YOW! Singapore 2018 Workshop Day 2
Tue, Sep 11
Michael Nygard - Architecture Without an End State
Architecture plans in enterprises tend to resemble late-night infomercials. First, you see a person or system that seems incapable of survival—a situation that can be immediately rectified if you just buy into the product. (One popular infomercial shows incompetent people mangling tomatoes transitioning into Ginsu-wielding sous chefs; the architecture pitch starts with hideous complexity then moves to clean orthogonal box diagrams.) Operators are always standing by.
Real architecture never reaches that blissful end state. Something always interrupts the program: businesses change, technology changes, or funding dries up. What would happen if you did reach the end state, anyway? Is IT in the company done? Of course not.
The truth is that there is no end state. We must all learn to build systems that evolve and grow. We need to stop aiming for the end state and understand that change is continuous. We cannot predict the details, but we can learn the general patterns.
Michael Nygard demonstrates how to design and architect systems that admit change—bending and flexing through time. Using a blend of information architecture, technical architecture, and some process change, Michael walks you through examples of rigid systems to show how to transform them into more maneuverable architecture.

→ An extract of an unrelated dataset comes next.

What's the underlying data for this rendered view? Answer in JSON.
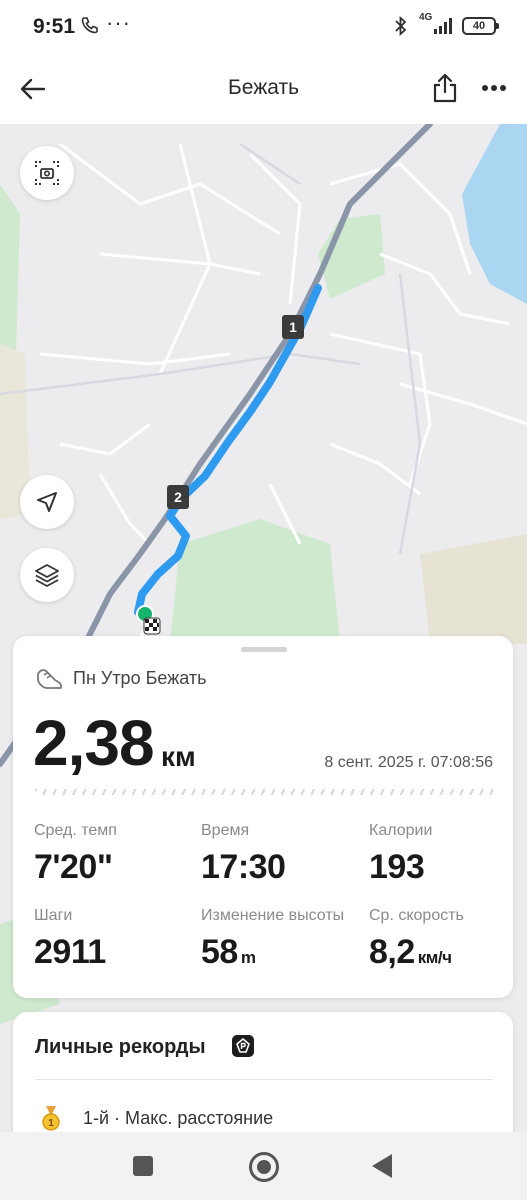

Gojko Adzic - Serverless Apps with AWS Lambda
This is a practical workshop for developers and architects that want to take advantage of the latest trends in cloud computing: serverless apps and cloud functions. Through hands-on exercises and teamwork, you’ll learn about using AWS Lambda and API Gateway to create responsive event-driven micro-services, auto-scaling web APIs, and high-performance web sites. By the end of the workshop, you will create a useful real-world serverless application, exploring the typical architectural patterns.

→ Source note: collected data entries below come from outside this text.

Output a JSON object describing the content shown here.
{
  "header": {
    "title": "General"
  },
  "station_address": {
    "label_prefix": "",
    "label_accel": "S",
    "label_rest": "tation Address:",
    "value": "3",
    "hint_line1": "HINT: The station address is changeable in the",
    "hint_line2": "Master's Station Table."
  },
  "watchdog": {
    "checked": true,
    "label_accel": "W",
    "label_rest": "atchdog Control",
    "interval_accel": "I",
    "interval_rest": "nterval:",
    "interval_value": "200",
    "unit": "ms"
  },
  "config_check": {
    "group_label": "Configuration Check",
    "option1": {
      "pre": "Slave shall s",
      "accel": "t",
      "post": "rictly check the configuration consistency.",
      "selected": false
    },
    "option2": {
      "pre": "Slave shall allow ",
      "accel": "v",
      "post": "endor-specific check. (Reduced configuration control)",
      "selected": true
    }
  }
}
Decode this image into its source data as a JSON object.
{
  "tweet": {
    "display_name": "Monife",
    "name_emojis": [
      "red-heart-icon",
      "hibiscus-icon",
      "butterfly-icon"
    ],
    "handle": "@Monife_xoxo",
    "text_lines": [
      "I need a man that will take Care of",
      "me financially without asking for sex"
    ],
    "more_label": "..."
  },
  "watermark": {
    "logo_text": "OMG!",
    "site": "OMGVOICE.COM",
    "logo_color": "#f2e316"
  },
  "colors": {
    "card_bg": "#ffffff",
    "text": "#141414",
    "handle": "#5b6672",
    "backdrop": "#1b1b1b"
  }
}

Serverless platforms significantly reduce the cost of running high-performance web sites and API services in the cloud, but with a major impact on architecture, these services also require teams to re-think how to approach sessions, storage, authorization and testing.
The author of the workshop is Gojko Adzic, a key contributor to Claudia.js, a popular open-source deployment tool for AWS Lambda.

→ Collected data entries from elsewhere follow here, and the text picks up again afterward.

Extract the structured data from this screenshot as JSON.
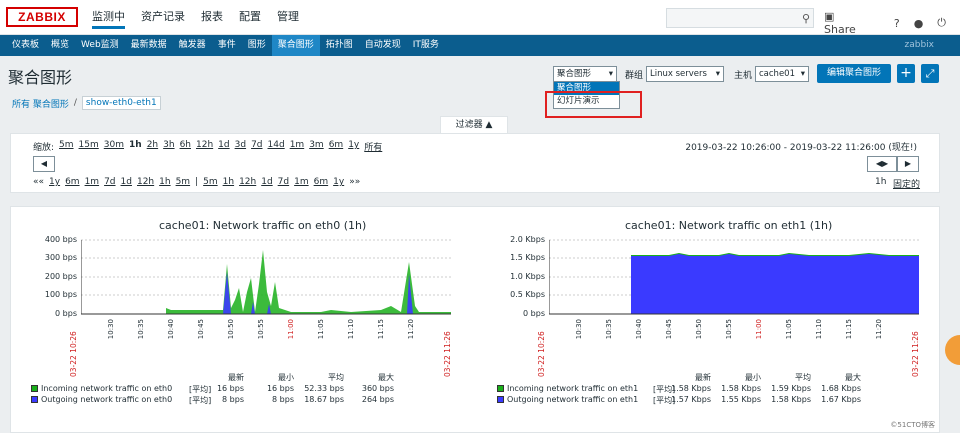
{
  "header": {
    "logo": "ZABBIX",
    "nav": [
      "监测中",
      "资产记录",
      "报表",
      "配置",
      "管理"
    ],
    "share": "Share",
    "help": "?"
  },
  "subnav": {
    "items": [
      "仪表板",
      "概览",
      "Web监测",
      "最新数据",
      "触发器",
      "事件",
      "图形",
      "聚合图形",
      "拓扑图",
      "自动发现",
      "IT服务"
    ],
    "user": "zabbix"
  },
  "page": {
    "title": "聚合图形",
    "select_value": "聚合图形",
    "group_label": "群组",
    "group_value": "Linux servers",
    "host_label": "主机",
    "host_value": "cache01",
    "edit_button": "编辑聚合图形",
    "dropdown": [
      "聚合图形",
      "幻灯片演示"
    ]
  },
  "breadcrumb": {
    "root": "所有 聚合图形",
    "current": "show-eth0-eth1"
  },
  "filter": {
    "tab": "过滤器 ▲",
    "zoom_label": "缩放:",
    "zoom": [
      "5m",
      "15m",
      "30m",
      "1h",
      "2h",
      "3h",
      "6h",
      "12h",
      "1d",
      "3d",
      "7d",
      "14d",
      "1m",
      "3m",
      "6m",
      "1y",
      "所有"
    ],
    "date_range": "2019-03-22 10:26:00 - 2019-03-22 11:26:00 (现在!)",
    "nav": [
      "«« ",
      "1y",
      "6m",
      "1m",
      "7d",
      "1d",
      "12h",
      "1h",
      "5m",
      "|",
      "5m",
      "1h",
      "12h",
      "1d",
      "7d",
      "1m",
      "6m",
      "1y",
      "»»"
    ],
    "right_1h": "1h",
    "fixed": "固定的"
  },
  "graph1": {
    "title": "cache01: Network traffic on eth0 (1h)",
    "y": [
      "400 bps",
      "300 bps",
      "200 bps",
      "100 bps",
      "0 bps"
    ],
    "x": [
      "10:30",
      "10:35",
      "10:40",
      "10:45",
      "10:50",
      "10:55",
      "11:00",
      "11:05",
      "11:10",
      "11:15",
      "11:20"
    ],
    "start": "03-22 10:26",
    "end": "03-22 11:26",
    "stat_headers": [
      "最新",
      "最小",
      "平均",
      "最大"
    ],
    "rows": [
      {
        "name": "Incoming network traffic on eth0",
        "tag": "[平均]",
        "last": "16 bps",
        "min": "16 bps",
        "avg": "52.33 bps",
        "max": "360 bps"
      },
      {
        "name": "Outgoing network traffic on eth0",
        "tag": "[平均]",
        "last": "8 bps",
        "min": "8 bps",
        "avg": "18.67 bps",
        "max": "264 bps"
      }
    ]
  },
  "graph2": {
    "title": "cache01: Network traffic on eth1 (1h)",
    "y": [
      "2.0 Kbps",
      "1.5 Kbps",
      "1.0 Kbps",
      "0.5 Kbps",
      "0 bps"
    ],
    "x": [
      "10:30",
      "10:35",
      "10:40",
      "10:45",
      "10:50",
      "10:55",
      "11:00",
      "11:05",
      "11:10",
      "11:15",
      "11:20"
    ],
    "start": "03-22 10:26",
    "end": "03-22 11:26",
    "stat_headers": [
      "最新",
      "最小",
      "平均",
      "最大"
    ],
    "rows": [
      {
        "name": "Incoming network traffic on eth1",
        "tag": "[平均]",
        "last": "1.58 Kbps",
        "min": "1.58 Kbps",
        "avg": "1.59 Kbps",
        "max": "1.68 Kbps"
      },
      {
        "name": "Outgoing network traffic on eth1",
        "tag": "[平均]",
        "last": "1.57 Kbps",
        "min": "1.55 Kbps",
        "avg": "1.58 Kbps",
        "max": "1.67 Kbps"
      }
    ]
  },
  "watermark": "©51CTO博客",
  "colors": {
    "incoming": "#1aaf1a",
    "outgoing": "#3a3aff",
    "accent": "#0275b8"
  }
}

Dave Farley - Advanced Deployment Pipeline Techniques
The Deployment Pipeline is a central concept in Continuous Delivery. It represents an effective, controlled channel through which all changes destined for production pass.
A defining objective in CD is to work so that our software is always in a “releasable state”. By applying high levels of automation to our development process, in the form of a Deployment Pipeline, we pass all changes to our production systems through this channel and evaluate them prior to release.
This means that the pipeline quickly becomes a strategic resource.
As our use of this important tool grows, the performance of the pipeline, in terms of the rapidity with which it can give valuable feedback on the quality of your work, becomes a central concern.